大宋和西夏之间的战争,从来都不止是这两方之间的问题,还要再加上辽国这个变数。
虽然说,从如今的状况来看,有澶渊之盟和交子通兑两重约束,辽国和大宋翻脸的可能性不大,但是,不可不做防备。
而且,尽管在场众人都并没有说出来,但是,这场攻取宥州和绥州的战争,给大宋的压力其实并不小。
别看真正的战事时间不长,可如果要从最初调兵到青涧城开始算起,至今已经有三四个月的时间了。

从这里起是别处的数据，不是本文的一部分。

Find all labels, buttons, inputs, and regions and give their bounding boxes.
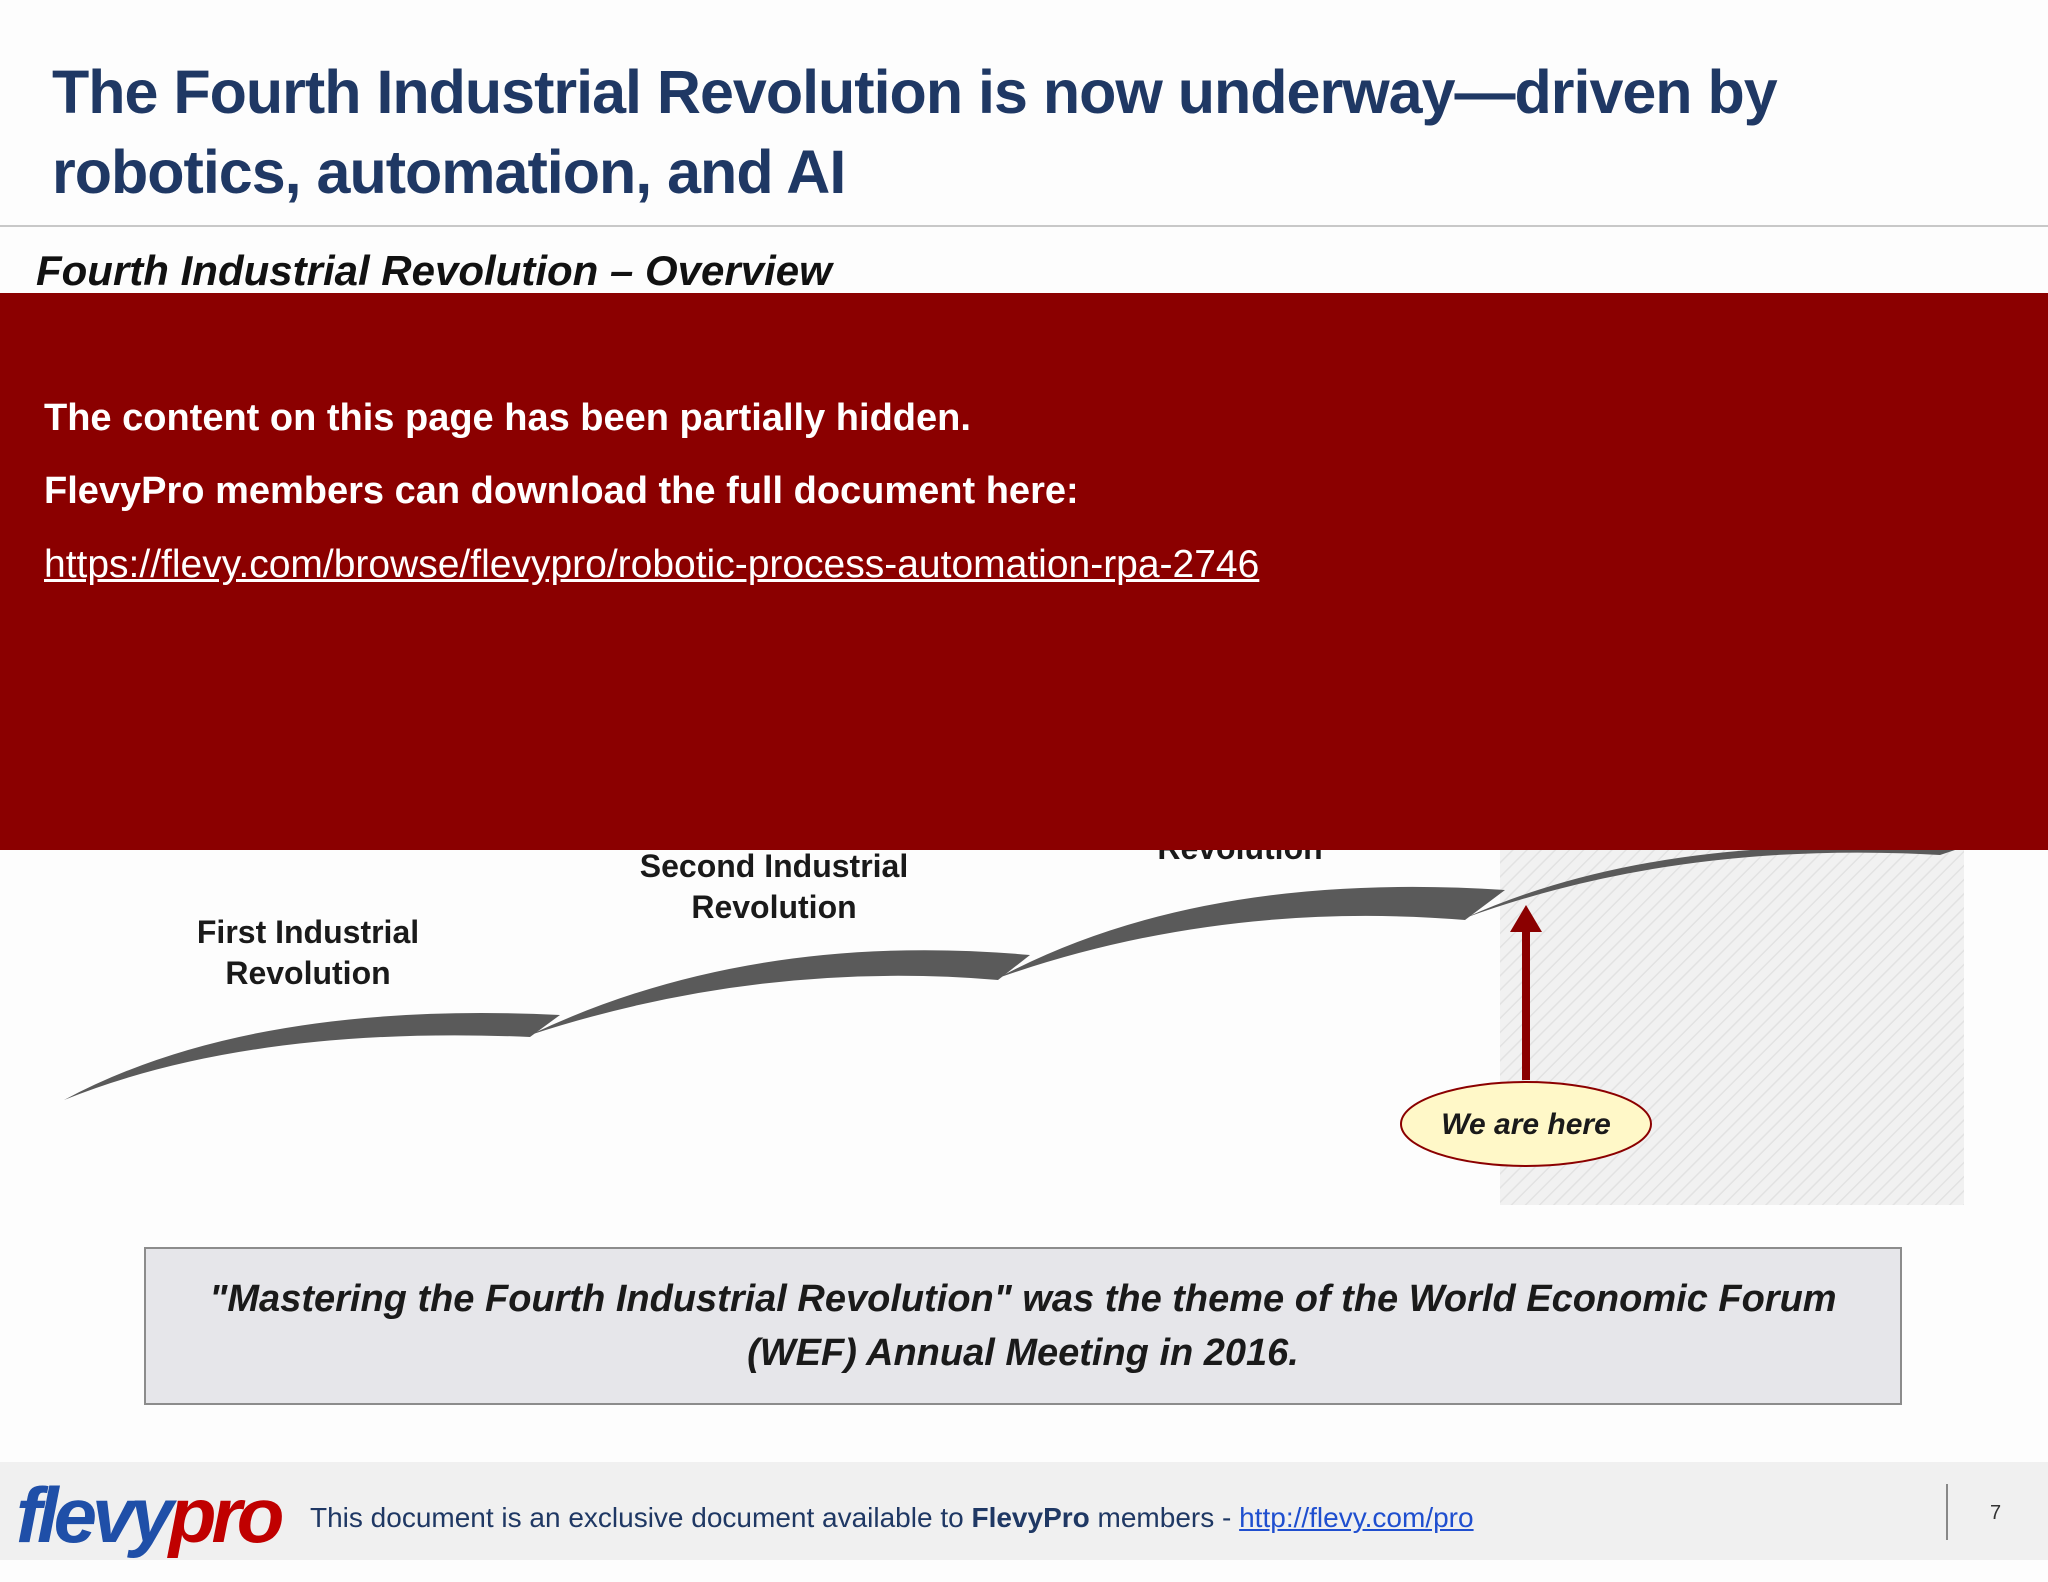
wef-quote-box: "Mastering the Fourth Industrial Revolut… <box>144 1247 1902 1405</box>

这些日子,各种粮草,辎重,再加上冬季的棉衣,药物等各种靡耗,已是一个不小的数字。
所以,对于在场的这些宰执来说,他们其实是更倾向于钱惟演的提议的。
也即,只要能够顺利安抚住元昊,在利益上可以稍加退让,毕竟,哪怕不能彻底掌控这两州之地,可至少比之前来说,大宋能够保持的战略纵深,是加强了许多。
但是,这种考量,在曹玮看来,显然是无稽之谈。
打下来的疆土,哪有平白无故就再让出去的道理?
就在双方争执不下之际,赵祯轻轻抬了抬手,顿时让殿中安静下来。
“陛下……”
目光在两边人身上扫过,赵祯并没有和稀泥,而是直接了当的给出了结论。
“宥州和绥州,必须完全控制在我大宋手中,这一点,不做任何的让步!”
他的口气,并不是商量,而是笃定。
此言一出,顿时让底下一众宰执皱起了眉头。
“可是陛下,万一元昊……”
“不要被自己的设想给吓住!”
赵祯摇了摇头,道。
“事到如今,不管是元昊的反击,还是辽国的不满,都未有切实的消息,不过是卿等预设的可能而已。”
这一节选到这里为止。